Tech columnists' best friend is technology that fails to succeed, but has it really gotten worse over the years?
In an attempt at calling for a revolution against the beta culture, Gizmodo's Jesus Diaz rants about the lack of perfect tech gadgets:
I'm tired of this. This sense of permanent discomfort with the technology around me. The bugs. The compromises. The firmware upgrades. The "This will work in the next version." The "It's in our roadmap." The "Buy now and upgrade later." The patches. The new low development standards that make technology fail because it wasn't tested enough before reaching our hands. The feeling now extends to hardware: Everything is built to end up in the trash a year later, still half-baked, to make room for the next hardware revision.

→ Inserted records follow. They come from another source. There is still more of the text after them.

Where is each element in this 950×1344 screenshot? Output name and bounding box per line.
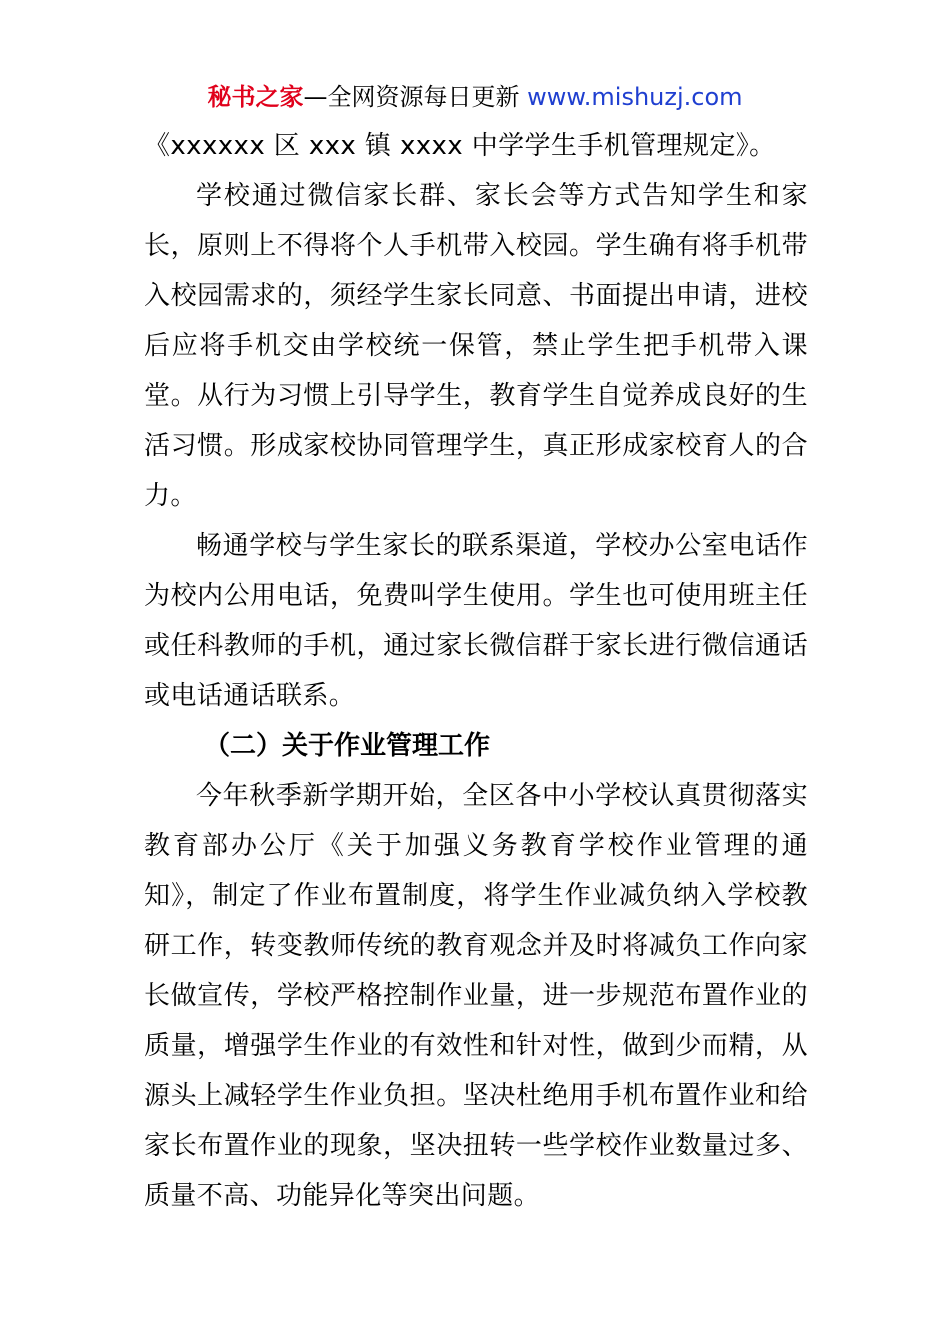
paragraph-contact-channels: 畅通学校与学生家长的联系渠道，学校办公室电话作为校内公用电话，免费叫学生使用。学生也可使用班主任或任科教师的手机，通过家长微信群于家长进行微信通话或电话通话联系。 bbox=[144, 531, 808, 711]
document-body bbox=[144, 121, 808, 1221]
site-brand: 秘书之家 bbox=[207, 83, 304, 111]
page-header bbox=[0, 80, 950, 114]
site-url-link[interactable]: www.mishuzj.com bbox=[527, 83, 743, 111]
section-heading-homework: （二）关于作业管理工作 bbox=[204, 731, 491, 761]
site-tagline: —全网资源每日更新 bbox=[303, 83, 528, 111]
paragraph-phone-policy: 学校通过微信家长群、家长会等方式告知学生和家长，原则上不得将个人手机带入校园。学生确有将手机带入校园需求的，须经学生家长同意、书面提出申请，进校后应将手机交由学校统一保管，禁止学生把手机带入课堂。从行为习惯上引导学生，教育学生自觉养成良好的生活习惯。形成家校协同管理学生，真正形成家校育人的合力。 bbox=[144, 181, 808, 511]
paragraph-regulation-title: 《xxxxxx 区 xxx 镇 xxxx 中学学生手机管理规定》。 bbox=[144, 131, 776, 161]
paragraph-homework-management: 今年秋季新学期开始，全区各中小学校认真贯彻落实教育部办公厅《关于加强义务教育学校作业管理的通知》，制定了作业布置制度，将学生作业减负纳入学校教研工作，转变教师传统的教育观念并及时将减负工作向家长做宣传，学校严格控制作业量，进一步规范布置作业的质量，增强学生作业的有效性和针对性，做到少而精，从源头上减轻学生作业负担。坚决杜绝用手机布置作业和给家长布置作业的现象，坚决扭转一些学校作业数量过多、质量不高、功能异化等突出问题。 bbox=[144, 781, 808, 1211]
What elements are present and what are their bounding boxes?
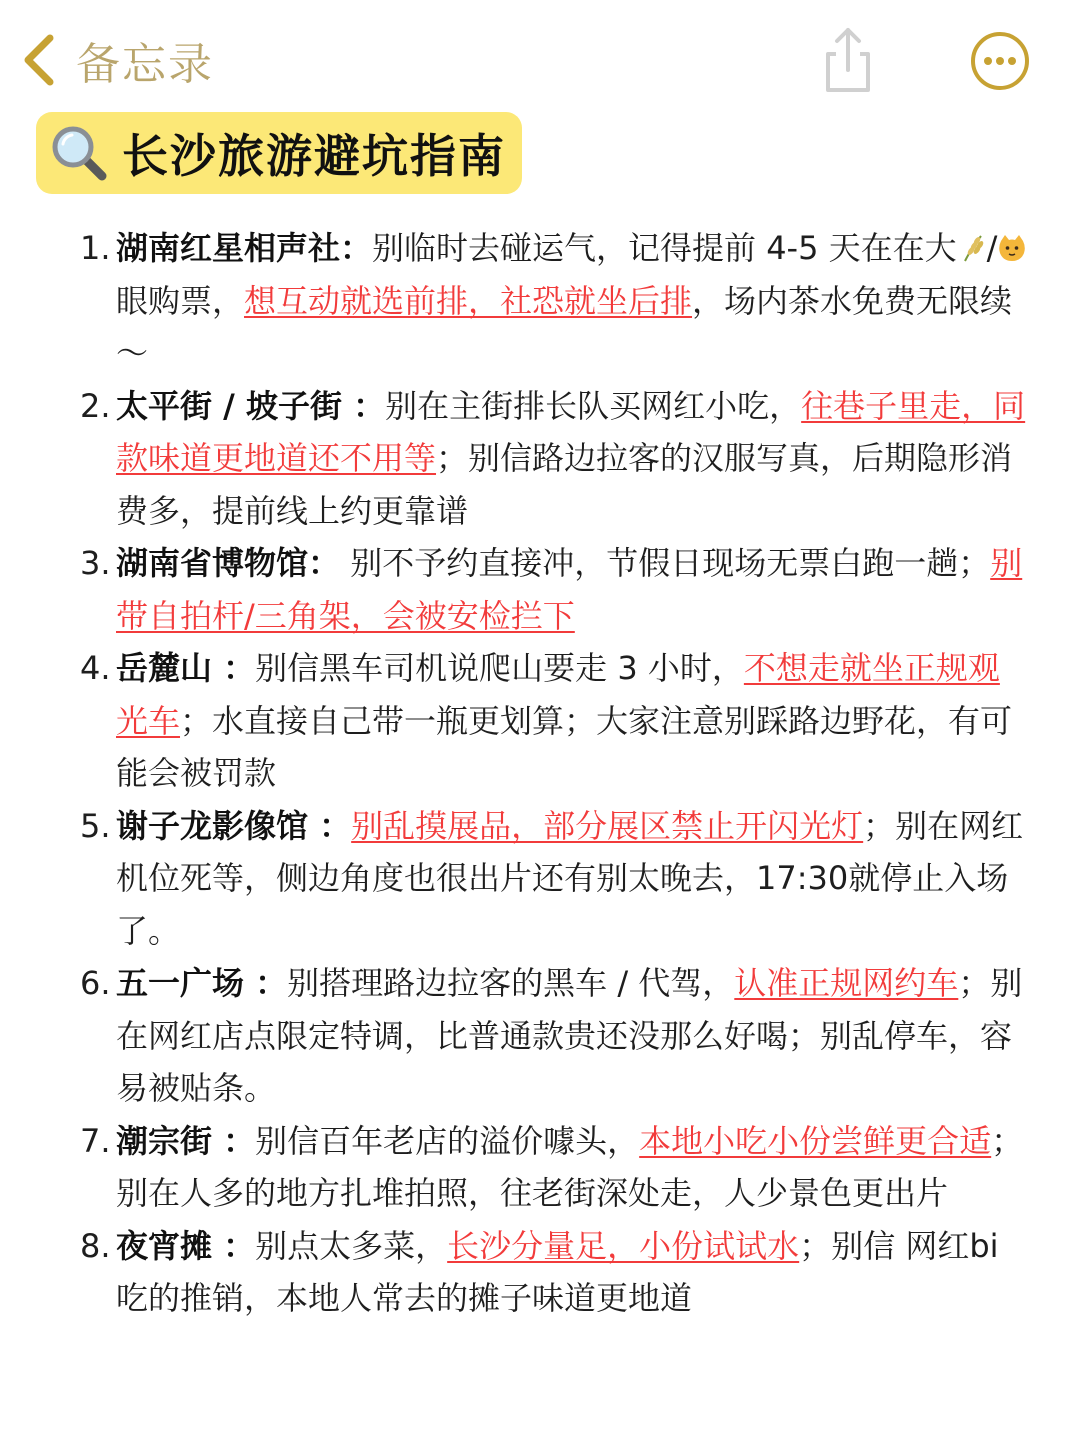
note-title-chip bbox=[36, 112, 522, 194]
cat-face-icon bbox=[997, 233, 1027, 263]
highlighted-tip: 长沙分量足，小份试试水 bbox=[447, 1226, 800, 1265]
item-number: 2. bbox=[80, 386, 111, 425]
item-text-segment: ；别信 网红bi吃的推销，本地人常去的摊子味道更地道 bbox=[116, 1226, 999, 1317]
item-text-segment: 别不予约直接冲，节假日现场无票白跑一趟； bbox=[340, 544, 991, 582]
highlighted-tip: 不想走就坐正规观光车 bbox=[116, 649, 1000, 740]
item-text-segment: ；别在人多的地方扎堆拍照，往老街深处走，人少景色更出片 bbox=[116, 1121, 1024, 1212]
item-text-segment: ；别在网红机位死等，侧边角度也很出片还有别太晚去，17:30就停止入场了。 bbox=[116, 806, 1024, 950]
item-text-segment: ；别信路边拉客的汉服写真，后期隐形消费多，提前线上约更靠谱 bbox=[116, 439, 1013, 530]
item-text-segment: 别信百年老店的溢价噱头， bbox=[255, 1121, 640, 1160]
list-item bbox=[80, 800, 1030, 958]
item-heading: 谢子龙影像馆 ： bbox=[116, 806, 352, 845]
highlighted-tip: 认准正规网约车 bbox=[734, 964, 959, 1002]
item-text-segment: 眼购票， bbox=[116, 281, 245, 320]
item-text bbox=[116, 800, 1030, 958]
item-text bbox=[116, 957, 1030, 1115]
item-text bbox=[116, 537, 1030, 642]
item-text-segment: ，场内茶水免费无限续～ bbox=[116, 281, 1013, 372]
list-item bbox=[80, 537, 1030, 642]
item-separator: / bbox=[986, 229, 998, 267]
item-text bbox=[116, 642, 1030, 800]
item-text bbox=[116, 380, 1030, 538]
list-item bbox=[80, 1115, 1030, 1220]
highlighted-tip: 想互动就选前排，社恐就坐后排 bbox=[244, 281, 693, 320]
item-text-segment: 别信黑车司机说爬山要走 3 小时， bbox=[255, 649, 744, 687]
highlighted-tip: 本地小吃小份尝鲜更合适 bbox=[639, 1121, 992, 1160]
item-number: 3. bbox=[80, 544, 111, 582]
item-heading: 太平街 / 坡子街 ： bbox=[116, 386, 386, 425]
item-text-segment: 别临时去碰运气，记得提前 4-5 天在在大 bbox=[372, 229, 957, 267]
highlighted-tip: 往巷子里走，同款味道更地道还不用等 bbox=[116, 386, 1026, 477]
item-heading: 湖南红星相声社： bbox=[116, 229, 373, 267]
item-number: 7. bbox=[80, 1121, 111, 1160]
item-heading: 湖南省博物馆： bbox=[116, 544, 341, 582]
list-item bbox=[80, 642, 1030, 800]
back-label: 备忘录 bbox=[76, 39, 214, 90]
item-text-segment: 别搭理路边拉客的黑车 / 代驾， bbox=[287, 964, 735, 1002]
highlighted-tip: 别带自拍杆/三角架，会被安检拦下 bbox=[116, 544, 1023, 635]
item-number: 4. bbox=[80, 649, 111, 687]
item-number: 1. bbox=[80, 229, 111, 267]
chevron-left-icon bbox=[20, 30, 60, 90]
share-icon[interactable] bbox=[818, 24, 878, 96]
top-nav-bar bbox=[0, 0, 1080, 120]
item-text bbox=[116, 222, 1030, 380]
item-heading: 岳麓山 ： bbox=[116, 649, 256, 687]
list-item bbox=[80, 1220, 1030, 1325]
item-text-segment: 别在主街排长队买网红小吃， bbox=[385, 386, 802, 425]
list-item bbox=[80, 222, 1030, 380]
more-icon[interactable] bbox=[970, 31, 1030, 91]
item-text-segment: ；别在网红店点限定特调，比普通款贵还没那么好喝；别乱停车，容易被贴条。 bbox=[116, 964, 1023, 1107]
magnifier-icon bbox=[48, 122, 110, 184]
item-heading: 夜宵摊 ： bbox=[116, 1226, 256, 1265]
rice-ear-icon bbox=[957, 233, 987, 263]
item-text-segment: 别点太多菜， bbox=[255, 1226, 448, 1265]
back-button[interactable] bbox=[20, 28, 214, 92]
item-number: 6. bbox=[80, 964, 111, 1002]
item-number: 5. bbox=[80, 806, 111, 845]
item-text bbox=[116, 1115, 1030, 1220]
item-text bbox=[116, 1220, 1030, 1325]
item-heading: 五一广场 ： bbox=[116, 964, 288, 1002]
highlighted-tip: 别乱摸展品，部分展区禁止开闪光灯 bbox=[351, 806, 864, 845]
item-text-segment: ；水直接自己带一瓶更划算；大家注意别踩路边野花，有可能会被罚款 bbox=[116, 701, 1013, 792]
note-content[interactable] bbox=[80, 222, 1030, 1325]
list-item bbox=[80, 957, 1030, 1115]
note-title: 长沙旅游避坑指南 bbox=[122, 129, 506, 183]
list-item bbox=[80, 380, 1030, 538]
item-heading: 潮宗街 ： bbox=[116, 1121, 256, 1160]
item-number: 8. bbox=[80, 1226, 111, 1265]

To some extent we agree with Gizmodo's editorial, though we think the last few years have been about showing significant improvement as well as a new willingness of actually go ahead and release firmware upgrades and patches of significance. Furthermore, many of these firmware upgrades are now performed automatically over-the-air, often making it a matter of pushing a few buttons and you're done. That's the first real revolution.
And there's a second real revolution. The products we buy now cost far less than the products we bought only a couple of years ago. Whether it being televisions, phones or consumer electronics in general, these products are for the most part far better at just the fraction of the cost compared to what the generations before us had to put up with.
So we're not sure whether we need a revolution against the beta culture, as it seems to have led to some pretty good technology advancements through the years. It's just so easy to forget about them while we're all eagerly awaiting the next generation products that will be even better and cheaper.
If anything, there should be a revolution against only buying the cheapest technology, which geographically only pushes the development teams farther and farther away from the intended home market. That might not necessarily be a good thing in the long run, which our extensive testing of products have already proved more and more often in the recent years.